Credit: Tobin Yelland / A24

Review: Mid90s

 

Credit: Tobin Yelland / A24

 
Maisie Wilson
Culture Editor

 

This year Glasgow Film Festival opens up with Jonah Hill’s directorial debut Mid90s

This year Glasgow Film Festival opens up with Jonah Hill’s directorial debut Mid90s. Shot in 4:3 on 16mm film, Hill attempts to create a 1990’s retro aesthetic. The result: a film exuding nostalgia, however meandering the storyline. He has even stated that he hopes to never shoot on digital film in order to avoid his work from looking like an “Instagram filter”.

Home-video footage is such a prominent feature of skateboarding culture that Hill could scarcely avoid incorporating this style element into his directorial debut. Having auditioned actors, Hill scrapped this and decided instead to head to the skatepark and find actual skaters to complete the originality of his film. All this is an attempt to create a completely honest piece. With Hill having grown up in the skate scene of 1990s West Los Angeles, it’s evident that it has come from an authentic place and truly means something to him.

The soundtrack is the epitome of a 1990s skate film. From a Tribe Called Quest, to Wu-Tang Clan to ESG, Hill wanted to show how hip-hop was the emotional backbone to his adolescent years by creating a soundtrack that was a taste of his generation. The result is a perfect amalgamation of skating subculture between then and now. The very noticeable use of sound effect throughout the movie combine with the heavy soundtrack to create a heady, auditory  cinematic experience.

Despite having no formal acting training, Sunny Suljic, Na-kel Smith, Olan Prenatt, Gio Galicia and Ryder McLaughlin provide standout performances.
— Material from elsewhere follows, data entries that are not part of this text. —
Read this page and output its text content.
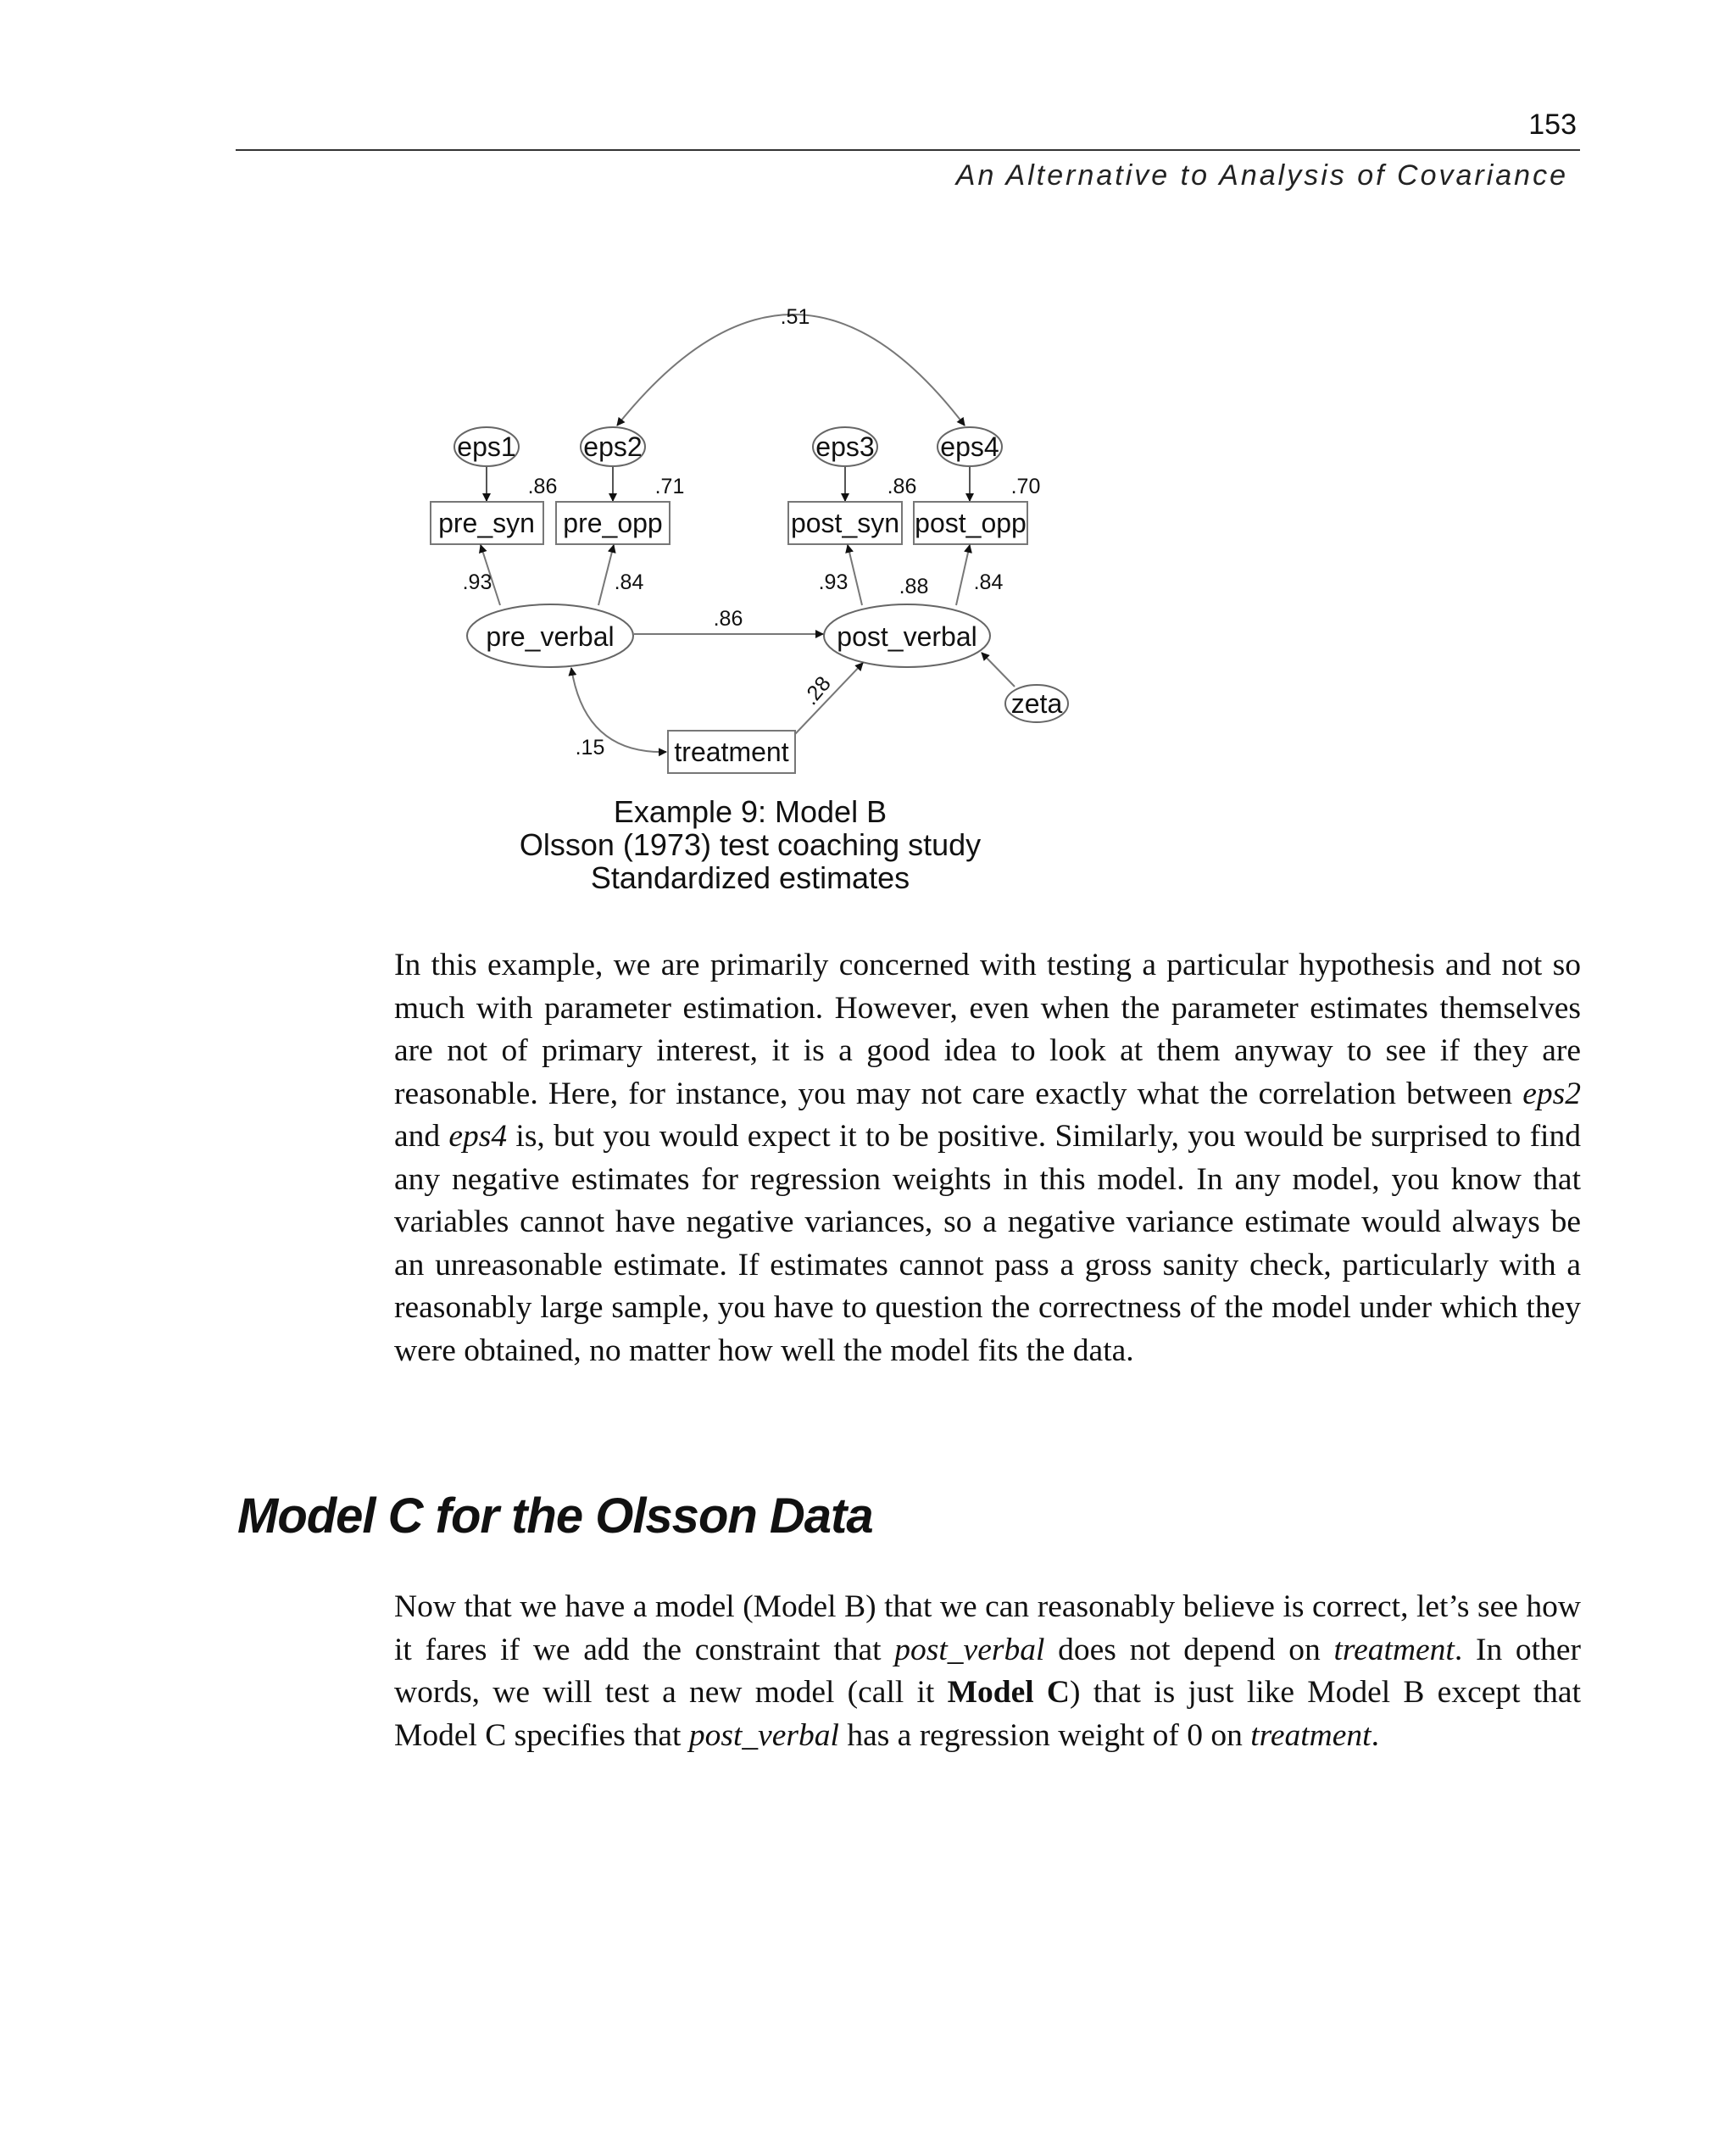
153
An Alternative to Analysis of Covariance
.51
eps1 eps2	eps3 eps4
.86	.71	.86	.70
pre_syn pre_opp	post_syn post_opp
.93	.84	.93 .88 .84
pre_verbal	post_verbal
.86
zeta
treatment
.28
.15
Example 9: Model B
Olsson (1973) test coaching study
Standardized estimates

In this example, we are primarily concerned with testing a particular hypothesis and not so much with parameter estimation. However, even when the parameter estimates themselves are not of primary interest, it is a good idea to look at them anyway to see if they are reasonable. Here, for instance, you may not care exactly what the correlation between eps2 and eps4 is, but you would expect it to be positive. Similarly, you would be surprised to find any negative estimates for regression weights in this model. In any model, you know that variables cannot have negative variances, so a negative variance estimate would always be an unreasonable estimate. If estimates cannot pass a gross sanity check, particularly with a reasonably large sample, you have to question the correctness of the model under which they were obtained, no matter how well the model fits the data.

Model C for the Olsson Data

Now that we have a model (Model B) that we can reasonably believe is correct, let’s see how it fares if we add the constraint that post_verbal does not depend on treatment. In other words, we will test a new model (call it Model C) that is just like Model B except that Model C specifies that post_verbal has a regression weight of 0 on treatment.
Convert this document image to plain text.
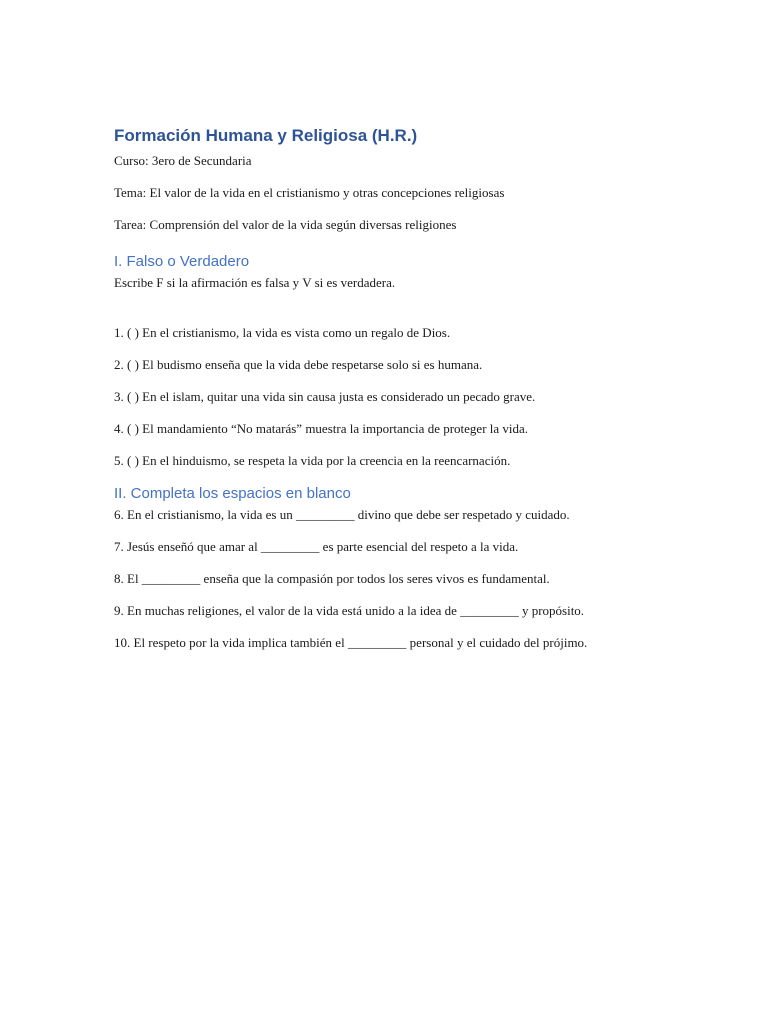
Formación Humana y Religiosa (H.R.)

Curso: 3ero de Secundaria

Tema: El valor de la vida en el cristianismo y otras concepciones religiosas

Tarea: Comprensión del valor de la vida según diversas religiones

I. Falso o Verdadero

Escribe F si la afirmación es falsa y V si es verdadera.

1. ( ) En el cristianismo, la vida es vista como un regalo de Dios.

2. ( ) El budismo enseña que la vida debe respetarse solo si es humana.

3. ( ) En el islam, quitar una vida sin causa justa es considerado un pecado grave.

4. ( ) El mandamiento “No matarás” muestra la importancia de proteger la vida.

5. ( ) En el hinduismo, se respeta la vida por la creencia en la reencarnación.

II. Completa los espacios en blanco

6. En el cristianismo, la vida es un _________ divino que debe ser respetado y cuidado.

7. Jesús enseñó que amar al _________ es parte esencial del respeto a la vida.

8. El _________ enseña que la compasión por todos los seres vivos es fundamental.

9. En muchas religiones, el valor de la vida está unido a la idea de _________ y propósito.

10. El respeto por la vida implica también el _________ personal y el cuidado del prójimo.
This bunch of misfit characters, all with various ailments in their backstories, provide a dysfunctional yet comforting alternative to Stevie’s (Suljic’s) homelife.

Although the acting is incredibly impressive – not to mention the obvious and real chemistry between the group – it is unclear what Hill is attempting to actually achieve with this film. Without a doubt it is brutally honest, but it is also its rawness that is perhaps its downfall. Films undoubtedly do not have to be comfortable to watch, however Mid90s is excessive in its use of problematic language and makes for a particularly tough watch at times.

Instead of using difficult language and adolescent drug-taking to make a point, it instead simply desensitizes the audience by the end of the movie. Fuckshit (Prenatt) delivers the brunt of it, and by the closing credits I just didn’t really care for him. It’s all just a bit excessive. Nevertheless, Ray (Smith) provides a voice of reason throughout and also provides the standout performance of the whole film. Ray and Fuckshit both start with the same fire and passion for skateboarding, however Fuckshit loses this fire and ends up only caring about getting loaded and partying. His actions still affect the others in the group and even potentially hinder Ray’s dreams of going pro. All this seems to be for nothing and sits perhaps uncomfortably close to the real-life events of Dogtown and Z-boys’ skater Jay Adams.

It isn’t the groups inability to act – like I say, they all provide stunning performances – but instead Hill’s screenplay. Hill took four years to write it, but the result seems to be a piece that balances apprehensively between a 1990s skate documentary and a story that perhaps parallels his own experiences.

Nevertheless, the film is still worth watching. It is evident what Hill is attempting to create and it’s also his first attempt. Directorially, he has managed to make an aesthetically coherent film that captures the iconic culture of skateboarding. The young and inexperienced actors Hill casts are incredible and I doubt it is the last we will see of them. What lets Mid90s down is the ambling and overly difficult writing of the screenplay. I haven’t seen a film in a long time that has left me so conflicted when the end credits roll.